Innumerables individuos ataviados con armaduras de oro pálido libraban una feroz batalla contra varios tipos de monstruos.
Pero no eran solo ellos; muchas personas con ropas normales también luchaban.
Una leve risa resonó en el aire mientras el Duque Evan clavaba su lanza en una serpiente verde de seis ojos.
Levantó la cabeza, respirando con dificultad, y miró al hombre que luchaba a su lado.
—¡Valenza, creo que he ganado!
¡He matado al noveno monstruo de Rango-(S)!

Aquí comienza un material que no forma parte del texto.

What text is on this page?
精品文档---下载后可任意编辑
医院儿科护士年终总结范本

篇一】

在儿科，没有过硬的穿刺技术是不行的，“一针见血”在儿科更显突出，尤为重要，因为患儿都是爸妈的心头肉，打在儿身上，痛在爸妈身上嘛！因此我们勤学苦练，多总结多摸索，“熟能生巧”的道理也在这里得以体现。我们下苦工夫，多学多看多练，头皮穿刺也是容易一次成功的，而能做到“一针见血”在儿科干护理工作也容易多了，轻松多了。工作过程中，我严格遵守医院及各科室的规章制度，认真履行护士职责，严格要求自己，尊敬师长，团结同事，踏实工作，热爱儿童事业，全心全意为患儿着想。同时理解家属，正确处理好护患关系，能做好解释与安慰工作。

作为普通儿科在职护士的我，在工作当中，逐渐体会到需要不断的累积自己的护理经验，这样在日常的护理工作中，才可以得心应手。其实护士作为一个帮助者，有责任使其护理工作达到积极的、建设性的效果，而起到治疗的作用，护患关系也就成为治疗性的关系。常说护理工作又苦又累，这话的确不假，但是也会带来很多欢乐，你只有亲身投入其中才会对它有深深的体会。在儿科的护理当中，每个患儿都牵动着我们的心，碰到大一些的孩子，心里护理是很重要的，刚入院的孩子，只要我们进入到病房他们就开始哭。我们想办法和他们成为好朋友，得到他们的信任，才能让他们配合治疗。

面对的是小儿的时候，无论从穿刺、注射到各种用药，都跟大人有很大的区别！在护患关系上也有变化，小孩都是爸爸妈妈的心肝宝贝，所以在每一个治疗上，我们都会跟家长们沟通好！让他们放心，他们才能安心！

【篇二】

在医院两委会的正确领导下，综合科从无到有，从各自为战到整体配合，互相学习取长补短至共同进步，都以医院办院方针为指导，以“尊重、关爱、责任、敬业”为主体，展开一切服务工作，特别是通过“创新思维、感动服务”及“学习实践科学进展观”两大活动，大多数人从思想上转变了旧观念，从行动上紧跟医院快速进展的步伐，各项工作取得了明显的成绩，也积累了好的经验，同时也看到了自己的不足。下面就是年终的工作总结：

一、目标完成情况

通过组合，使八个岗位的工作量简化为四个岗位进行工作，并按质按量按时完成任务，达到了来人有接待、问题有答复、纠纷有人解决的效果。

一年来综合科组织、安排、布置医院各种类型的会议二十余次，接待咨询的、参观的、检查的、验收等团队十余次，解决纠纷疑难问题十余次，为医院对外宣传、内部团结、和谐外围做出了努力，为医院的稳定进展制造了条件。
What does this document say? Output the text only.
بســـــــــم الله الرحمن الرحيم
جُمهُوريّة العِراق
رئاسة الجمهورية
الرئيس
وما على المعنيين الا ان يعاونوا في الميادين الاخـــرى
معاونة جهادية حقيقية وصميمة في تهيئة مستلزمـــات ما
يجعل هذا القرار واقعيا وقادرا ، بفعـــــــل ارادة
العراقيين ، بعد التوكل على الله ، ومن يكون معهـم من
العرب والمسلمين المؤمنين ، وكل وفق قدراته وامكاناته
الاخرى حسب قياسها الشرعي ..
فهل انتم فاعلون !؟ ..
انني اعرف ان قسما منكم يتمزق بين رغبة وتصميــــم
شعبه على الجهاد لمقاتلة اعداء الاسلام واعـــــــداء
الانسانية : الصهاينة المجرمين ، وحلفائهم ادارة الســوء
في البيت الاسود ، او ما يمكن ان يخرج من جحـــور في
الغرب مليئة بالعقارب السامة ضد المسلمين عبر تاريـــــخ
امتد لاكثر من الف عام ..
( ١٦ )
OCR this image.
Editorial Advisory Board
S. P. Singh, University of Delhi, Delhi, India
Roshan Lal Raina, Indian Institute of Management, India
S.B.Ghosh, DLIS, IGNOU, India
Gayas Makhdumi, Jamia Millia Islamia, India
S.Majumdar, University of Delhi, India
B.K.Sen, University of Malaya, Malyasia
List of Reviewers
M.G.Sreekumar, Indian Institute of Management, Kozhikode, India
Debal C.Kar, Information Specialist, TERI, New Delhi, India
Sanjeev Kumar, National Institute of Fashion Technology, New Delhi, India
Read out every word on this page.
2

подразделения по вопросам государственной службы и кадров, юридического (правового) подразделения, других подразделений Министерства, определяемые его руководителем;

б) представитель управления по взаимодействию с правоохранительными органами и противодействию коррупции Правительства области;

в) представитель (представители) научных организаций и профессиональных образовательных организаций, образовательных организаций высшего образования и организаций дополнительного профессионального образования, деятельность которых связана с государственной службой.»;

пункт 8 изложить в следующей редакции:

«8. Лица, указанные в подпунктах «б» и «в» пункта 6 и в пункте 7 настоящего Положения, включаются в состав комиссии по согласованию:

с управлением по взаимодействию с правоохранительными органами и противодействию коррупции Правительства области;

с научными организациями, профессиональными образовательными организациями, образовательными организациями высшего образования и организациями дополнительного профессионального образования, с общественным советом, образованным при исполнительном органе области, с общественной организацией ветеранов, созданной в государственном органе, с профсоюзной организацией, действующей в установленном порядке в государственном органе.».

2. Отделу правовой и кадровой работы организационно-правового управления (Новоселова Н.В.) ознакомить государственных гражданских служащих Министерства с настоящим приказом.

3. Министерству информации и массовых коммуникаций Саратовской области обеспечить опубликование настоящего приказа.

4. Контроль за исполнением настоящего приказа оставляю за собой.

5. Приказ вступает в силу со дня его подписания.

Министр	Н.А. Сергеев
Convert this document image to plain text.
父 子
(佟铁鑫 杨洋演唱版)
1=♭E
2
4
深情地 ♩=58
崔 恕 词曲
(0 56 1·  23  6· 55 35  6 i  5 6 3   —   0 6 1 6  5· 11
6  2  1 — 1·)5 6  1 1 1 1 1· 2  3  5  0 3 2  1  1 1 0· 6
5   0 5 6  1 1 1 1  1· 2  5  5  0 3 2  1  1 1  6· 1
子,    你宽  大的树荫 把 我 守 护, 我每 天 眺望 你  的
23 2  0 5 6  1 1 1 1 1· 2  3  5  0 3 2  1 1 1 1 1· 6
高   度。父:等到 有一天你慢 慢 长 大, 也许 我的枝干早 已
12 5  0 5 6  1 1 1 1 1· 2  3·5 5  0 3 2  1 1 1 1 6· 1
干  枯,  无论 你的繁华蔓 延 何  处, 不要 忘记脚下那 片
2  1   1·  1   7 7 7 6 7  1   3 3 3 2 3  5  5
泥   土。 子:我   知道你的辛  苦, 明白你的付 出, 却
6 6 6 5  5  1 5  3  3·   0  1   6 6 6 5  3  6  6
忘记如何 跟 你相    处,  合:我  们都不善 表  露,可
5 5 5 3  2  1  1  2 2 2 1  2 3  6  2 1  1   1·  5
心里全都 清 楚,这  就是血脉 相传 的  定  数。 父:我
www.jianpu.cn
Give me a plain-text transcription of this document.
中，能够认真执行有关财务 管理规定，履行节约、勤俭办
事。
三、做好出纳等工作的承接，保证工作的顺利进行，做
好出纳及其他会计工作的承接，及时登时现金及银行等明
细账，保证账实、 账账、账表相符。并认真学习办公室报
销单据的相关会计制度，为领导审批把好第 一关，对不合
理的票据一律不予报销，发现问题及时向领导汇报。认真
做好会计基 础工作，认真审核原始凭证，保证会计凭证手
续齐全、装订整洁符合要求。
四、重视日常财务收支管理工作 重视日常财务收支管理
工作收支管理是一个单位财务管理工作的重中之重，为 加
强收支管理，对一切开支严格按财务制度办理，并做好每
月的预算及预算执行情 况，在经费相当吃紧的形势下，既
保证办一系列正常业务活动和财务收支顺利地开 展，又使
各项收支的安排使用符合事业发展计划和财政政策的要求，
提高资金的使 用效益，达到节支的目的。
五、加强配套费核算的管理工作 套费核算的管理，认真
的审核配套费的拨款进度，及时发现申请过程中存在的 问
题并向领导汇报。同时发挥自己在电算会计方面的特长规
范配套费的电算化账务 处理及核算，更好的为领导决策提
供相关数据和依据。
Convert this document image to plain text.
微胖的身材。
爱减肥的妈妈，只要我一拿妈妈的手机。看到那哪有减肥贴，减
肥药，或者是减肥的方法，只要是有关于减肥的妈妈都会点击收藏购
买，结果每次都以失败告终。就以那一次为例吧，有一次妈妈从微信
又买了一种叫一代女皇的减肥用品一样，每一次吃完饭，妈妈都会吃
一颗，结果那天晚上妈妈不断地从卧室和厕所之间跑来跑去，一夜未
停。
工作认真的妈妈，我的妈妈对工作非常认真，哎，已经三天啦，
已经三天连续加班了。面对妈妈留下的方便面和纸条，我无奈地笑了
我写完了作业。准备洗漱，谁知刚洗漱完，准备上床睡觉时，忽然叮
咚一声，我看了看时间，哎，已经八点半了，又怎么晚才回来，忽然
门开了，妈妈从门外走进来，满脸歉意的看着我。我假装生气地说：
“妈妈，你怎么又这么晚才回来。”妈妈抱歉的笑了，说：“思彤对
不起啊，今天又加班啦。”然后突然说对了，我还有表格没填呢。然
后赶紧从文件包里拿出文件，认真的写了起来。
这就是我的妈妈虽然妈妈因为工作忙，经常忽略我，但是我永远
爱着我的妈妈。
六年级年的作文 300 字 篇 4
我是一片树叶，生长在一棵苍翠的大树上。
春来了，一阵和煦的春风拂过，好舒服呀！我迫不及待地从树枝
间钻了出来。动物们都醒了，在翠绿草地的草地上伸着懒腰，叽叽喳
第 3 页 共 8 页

El Duque Valenza clavó su hacha en el suelo, haciendo que una vasta área frente a él se hiciera añicos.
Los monstruos gritaron, pero en lugar de retroceder, atacaron la frontera con aún más ferocidad.
Tenía la frente empapada de sudor mientras le devolvía la mirada, asombrado y a la vez preocupado por sus audaces acciones en una situación tan peligrosa.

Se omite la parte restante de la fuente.